Da ultimo ricordo che un evento, quello della morte, si contrappone ad un altro avvenimento, quello della risurrezione. Il filosofo russo J. Solov’ev rammentava che la morte è “un fatto”, e nei confronti dei fatti, nessuna filosofia, ideologia ed illusione estetica resiste. Ad un fatto, unicamente un altro fatto, può opporsi con successo. Il cristiano possiede nella Risurrezione del Signore Gesù la realtà che lo salvaguardia dalla circostanza della morte che rimane, pur sempre, un mistero ed un passaggio doloroso. Per questo, la morte, è spesso circondata dal timore. Cristo, incarnandosi, ha sperimentato l’autentica esperienza della morte; come ha reagito? Nel Getsemani ebbe paura (cfr Lc. 22,40-46), e pianse al sepolcro dell’amico Lazzaro (cfr. Gv. 11,33), ben consapevole che lo avrebbe risuscitato. Questo ci indica che il Cristianesimo, pur offrendoci dei chiarimenti sulla morte, ne legittima il timore ma non la disperazione.

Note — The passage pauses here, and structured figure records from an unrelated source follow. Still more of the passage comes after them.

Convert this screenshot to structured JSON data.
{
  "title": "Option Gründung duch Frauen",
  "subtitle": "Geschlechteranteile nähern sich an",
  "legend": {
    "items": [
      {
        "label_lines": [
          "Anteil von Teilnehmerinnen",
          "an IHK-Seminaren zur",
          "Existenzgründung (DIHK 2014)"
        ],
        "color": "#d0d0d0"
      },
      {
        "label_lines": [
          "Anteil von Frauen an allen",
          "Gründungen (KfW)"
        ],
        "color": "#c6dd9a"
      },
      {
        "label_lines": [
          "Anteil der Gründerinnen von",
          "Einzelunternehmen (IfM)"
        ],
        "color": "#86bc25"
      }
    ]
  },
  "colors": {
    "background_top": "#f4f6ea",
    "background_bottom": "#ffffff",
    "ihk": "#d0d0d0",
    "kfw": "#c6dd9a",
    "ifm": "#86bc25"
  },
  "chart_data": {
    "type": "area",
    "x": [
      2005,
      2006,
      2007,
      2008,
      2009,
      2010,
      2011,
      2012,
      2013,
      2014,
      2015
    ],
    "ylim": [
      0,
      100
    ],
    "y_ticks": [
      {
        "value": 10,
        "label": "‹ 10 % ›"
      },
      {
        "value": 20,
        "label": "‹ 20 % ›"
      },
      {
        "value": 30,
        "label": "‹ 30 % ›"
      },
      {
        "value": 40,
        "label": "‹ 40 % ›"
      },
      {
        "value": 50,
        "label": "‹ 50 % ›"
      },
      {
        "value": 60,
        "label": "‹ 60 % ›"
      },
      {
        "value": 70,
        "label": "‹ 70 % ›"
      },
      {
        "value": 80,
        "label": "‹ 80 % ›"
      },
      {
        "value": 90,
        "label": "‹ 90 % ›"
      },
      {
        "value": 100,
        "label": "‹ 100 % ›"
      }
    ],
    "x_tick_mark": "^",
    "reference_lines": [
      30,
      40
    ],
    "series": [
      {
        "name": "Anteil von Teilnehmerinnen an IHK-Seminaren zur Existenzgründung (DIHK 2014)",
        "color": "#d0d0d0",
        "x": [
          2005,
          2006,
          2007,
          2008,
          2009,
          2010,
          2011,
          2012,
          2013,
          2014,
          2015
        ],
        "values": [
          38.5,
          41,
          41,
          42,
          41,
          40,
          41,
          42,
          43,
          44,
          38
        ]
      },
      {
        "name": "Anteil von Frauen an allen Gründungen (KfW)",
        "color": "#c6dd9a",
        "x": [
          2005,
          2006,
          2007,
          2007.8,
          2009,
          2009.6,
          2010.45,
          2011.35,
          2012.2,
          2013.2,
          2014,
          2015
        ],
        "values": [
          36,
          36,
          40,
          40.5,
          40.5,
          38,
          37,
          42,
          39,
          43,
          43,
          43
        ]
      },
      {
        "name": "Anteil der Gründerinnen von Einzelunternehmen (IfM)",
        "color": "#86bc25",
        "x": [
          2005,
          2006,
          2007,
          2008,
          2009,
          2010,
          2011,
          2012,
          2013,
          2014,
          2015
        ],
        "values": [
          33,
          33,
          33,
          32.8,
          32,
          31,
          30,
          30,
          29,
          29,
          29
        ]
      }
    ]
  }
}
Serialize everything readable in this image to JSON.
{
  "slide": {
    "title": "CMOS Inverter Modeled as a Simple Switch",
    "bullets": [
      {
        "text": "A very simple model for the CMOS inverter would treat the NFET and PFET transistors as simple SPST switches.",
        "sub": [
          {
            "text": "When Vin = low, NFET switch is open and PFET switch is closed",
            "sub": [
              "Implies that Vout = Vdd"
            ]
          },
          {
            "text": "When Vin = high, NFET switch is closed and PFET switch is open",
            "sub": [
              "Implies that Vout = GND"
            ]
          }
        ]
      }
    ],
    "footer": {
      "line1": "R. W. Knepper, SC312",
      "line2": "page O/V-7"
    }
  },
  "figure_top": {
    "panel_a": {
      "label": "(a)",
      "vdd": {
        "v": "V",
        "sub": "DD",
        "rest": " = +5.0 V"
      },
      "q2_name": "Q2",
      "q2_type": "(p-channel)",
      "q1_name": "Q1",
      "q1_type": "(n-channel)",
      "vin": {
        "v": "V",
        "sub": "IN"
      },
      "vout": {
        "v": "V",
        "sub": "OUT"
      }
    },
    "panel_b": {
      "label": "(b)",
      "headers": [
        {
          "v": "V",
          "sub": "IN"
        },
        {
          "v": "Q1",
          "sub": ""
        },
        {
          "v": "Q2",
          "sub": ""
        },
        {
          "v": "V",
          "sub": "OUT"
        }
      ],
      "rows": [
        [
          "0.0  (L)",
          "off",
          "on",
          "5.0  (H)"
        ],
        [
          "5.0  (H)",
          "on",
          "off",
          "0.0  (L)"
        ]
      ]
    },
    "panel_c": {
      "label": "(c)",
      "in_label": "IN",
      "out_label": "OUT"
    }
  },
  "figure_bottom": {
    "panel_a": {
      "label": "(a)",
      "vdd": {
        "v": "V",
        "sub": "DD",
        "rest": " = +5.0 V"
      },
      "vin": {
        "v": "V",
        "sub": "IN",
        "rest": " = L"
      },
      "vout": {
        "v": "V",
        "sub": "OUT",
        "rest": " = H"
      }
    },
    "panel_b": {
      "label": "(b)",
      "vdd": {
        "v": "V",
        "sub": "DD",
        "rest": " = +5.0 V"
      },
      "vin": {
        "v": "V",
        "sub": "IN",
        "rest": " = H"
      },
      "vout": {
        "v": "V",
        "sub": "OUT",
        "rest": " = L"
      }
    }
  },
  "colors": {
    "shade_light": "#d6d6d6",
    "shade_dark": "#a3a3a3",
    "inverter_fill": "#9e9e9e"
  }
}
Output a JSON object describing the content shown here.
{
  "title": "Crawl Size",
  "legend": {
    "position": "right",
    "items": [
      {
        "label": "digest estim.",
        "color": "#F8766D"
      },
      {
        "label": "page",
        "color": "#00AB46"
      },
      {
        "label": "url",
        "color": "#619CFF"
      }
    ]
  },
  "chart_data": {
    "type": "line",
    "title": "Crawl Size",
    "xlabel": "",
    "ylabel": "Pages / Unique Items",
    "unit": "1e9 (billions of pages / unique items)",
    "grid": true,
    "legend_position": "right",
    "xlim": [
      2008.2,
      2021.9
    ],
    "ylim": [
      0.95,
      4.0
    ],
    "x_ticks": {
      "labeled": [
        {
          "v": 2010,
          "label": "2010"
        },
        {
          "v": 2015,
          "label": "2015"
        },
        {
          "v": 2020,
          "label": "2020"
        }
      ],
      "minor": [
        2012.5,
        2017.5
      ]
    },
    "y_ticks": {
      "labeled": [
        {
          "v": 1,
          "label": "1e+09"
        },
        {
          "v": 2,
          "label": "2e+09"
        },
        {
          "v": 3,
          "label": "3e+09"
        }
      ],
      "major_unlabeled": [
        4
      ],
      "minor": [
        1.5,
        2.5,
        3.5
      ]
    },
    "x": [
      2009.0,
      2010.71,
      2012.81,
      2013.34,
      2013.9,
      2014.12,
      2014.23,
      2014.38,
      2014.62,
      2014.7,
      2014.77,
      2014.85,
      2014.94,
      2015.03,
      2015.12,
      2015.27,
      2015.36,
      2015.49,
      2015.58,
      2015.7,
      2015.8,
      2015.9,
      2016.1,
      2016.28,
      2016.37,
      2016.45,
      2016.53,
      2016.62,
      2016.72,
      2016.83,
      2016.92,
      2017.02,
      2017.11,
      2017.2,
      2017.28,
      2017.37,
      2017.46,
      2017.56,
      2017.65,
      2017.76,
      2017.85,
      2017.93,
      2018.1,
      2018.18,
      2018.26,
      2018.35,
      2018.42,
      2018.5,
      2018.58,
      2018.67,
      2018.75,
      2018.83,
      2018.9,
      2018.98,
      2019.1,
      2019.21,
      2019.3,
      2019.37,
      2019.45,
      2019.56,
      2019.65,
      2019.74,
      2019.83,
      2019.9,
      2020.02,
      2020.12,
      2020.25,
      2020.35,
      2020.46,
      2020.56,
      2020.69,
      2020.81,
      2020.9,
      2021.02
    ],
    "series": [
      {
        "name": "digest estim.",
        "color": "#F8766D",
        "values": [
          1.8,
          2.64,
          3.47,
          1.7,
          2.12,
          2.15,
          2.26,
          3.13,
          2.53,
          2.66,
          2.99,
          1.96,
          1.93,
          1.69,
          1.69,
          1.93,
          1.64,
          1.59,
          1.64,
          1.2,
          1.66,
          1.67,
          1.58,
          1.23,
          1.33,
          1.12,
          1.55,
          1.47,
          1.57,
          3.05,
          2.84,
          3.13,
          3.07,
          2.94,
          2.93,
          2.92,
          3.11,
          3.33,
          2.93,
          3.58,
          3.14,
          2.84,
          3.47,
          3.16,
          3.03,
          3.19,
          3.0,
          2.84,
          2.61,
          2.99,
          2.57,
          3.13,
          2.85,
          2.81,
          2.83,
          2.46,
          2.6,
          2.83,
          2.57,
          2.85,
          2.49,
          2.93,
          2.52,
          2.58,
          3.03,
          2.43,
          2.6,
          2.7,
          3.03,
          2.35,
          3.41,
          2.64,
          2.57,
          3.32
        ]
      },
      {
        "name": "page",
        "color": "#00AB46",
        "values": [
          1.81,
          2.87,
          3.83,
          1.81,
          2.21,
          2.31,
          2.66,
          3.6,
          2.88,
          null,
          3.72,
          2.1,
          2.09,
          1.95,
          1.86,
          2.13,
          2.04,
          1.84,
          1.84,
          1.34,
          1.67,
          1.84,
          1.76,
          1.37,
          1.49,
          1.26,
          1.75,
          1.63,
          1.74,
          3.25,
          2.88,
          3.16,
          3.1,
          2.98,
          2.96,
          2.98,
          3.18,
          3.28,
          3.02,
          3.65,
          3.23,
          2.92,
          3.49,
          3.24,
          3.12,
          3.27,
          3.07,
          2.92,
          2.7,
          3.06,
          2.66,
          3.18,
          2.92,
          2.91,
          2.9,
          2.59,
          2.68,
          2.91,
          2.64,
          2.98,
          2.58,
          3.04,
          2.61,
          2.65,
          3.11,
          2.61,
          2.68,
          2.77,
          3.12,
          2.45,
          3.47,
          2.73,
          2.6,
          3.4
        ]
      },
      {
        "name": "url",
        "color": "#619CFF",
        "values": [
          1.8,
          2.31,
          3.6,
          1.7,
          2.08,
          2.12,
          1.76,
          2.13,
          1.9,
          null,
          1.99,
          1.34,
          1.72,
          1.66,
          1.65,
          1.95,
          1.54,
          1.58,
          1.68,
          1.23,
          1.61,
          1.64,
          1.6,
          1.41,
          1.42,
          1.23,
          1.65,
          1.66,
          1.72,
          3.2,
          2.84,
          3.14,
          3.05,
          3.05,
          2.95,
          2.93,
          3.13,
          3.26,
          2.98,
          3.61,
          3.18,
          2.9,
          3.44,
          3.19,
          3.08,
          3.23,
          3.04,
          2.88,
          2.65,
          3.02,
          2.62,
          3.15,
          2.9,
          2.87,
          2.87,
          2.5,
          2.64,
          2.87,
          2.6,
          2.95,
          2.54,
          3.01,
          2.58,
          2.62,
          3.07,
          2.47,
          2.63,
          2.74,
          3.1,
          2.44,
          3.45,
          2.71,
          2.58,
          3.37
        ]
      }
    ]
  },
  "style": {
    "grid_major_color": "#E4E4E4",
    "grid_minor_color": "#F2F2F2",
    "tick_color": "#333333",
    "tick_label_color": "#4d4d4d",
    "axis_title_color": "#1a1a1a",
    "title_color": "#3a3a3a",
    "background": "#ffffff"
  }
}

Abbiamo introdotto questa Pillola di Saggezza affermando che la nascita, la crescita e la morte formano un trinomio inscindibile, essendo momenti costitutivi dell’uomo che deve acquisire sia l’ars vivendi che l’ars 1moriendi. Come? Suggeriva padre D. M. Turoldo: “Guardare la vita dal punto di osservazione della morte, dà un aiuto straordinario a vivere bene. Sei angustiato da problemi e difficoltà? Portati avanti, collocati al punto giusto: guarda queste cose dal letto di morte. Come vorresti allora aver agito? Quale importanza daresti a queste cose? Fai così e sarai salvo. Hai un contrasto con qualcuno? Guarda la cosa dal letto di morte. Cosa vorresti aver fatto allora: aver vinto o esserti umiliato? Aver prevalso o aver perdonato?” (Il dramma è Dio: il divino, la fede e la poesia, Rizzoli 2002, 67).

Esclusivamente così ci riconcilieremo con la nostra morte, con quella che san Francesco d’Assisi definiva “sorella”, ed accompagneremo efficacemente anche il prossimo alla morte, atto elemento rilevante nella professione sanitaria.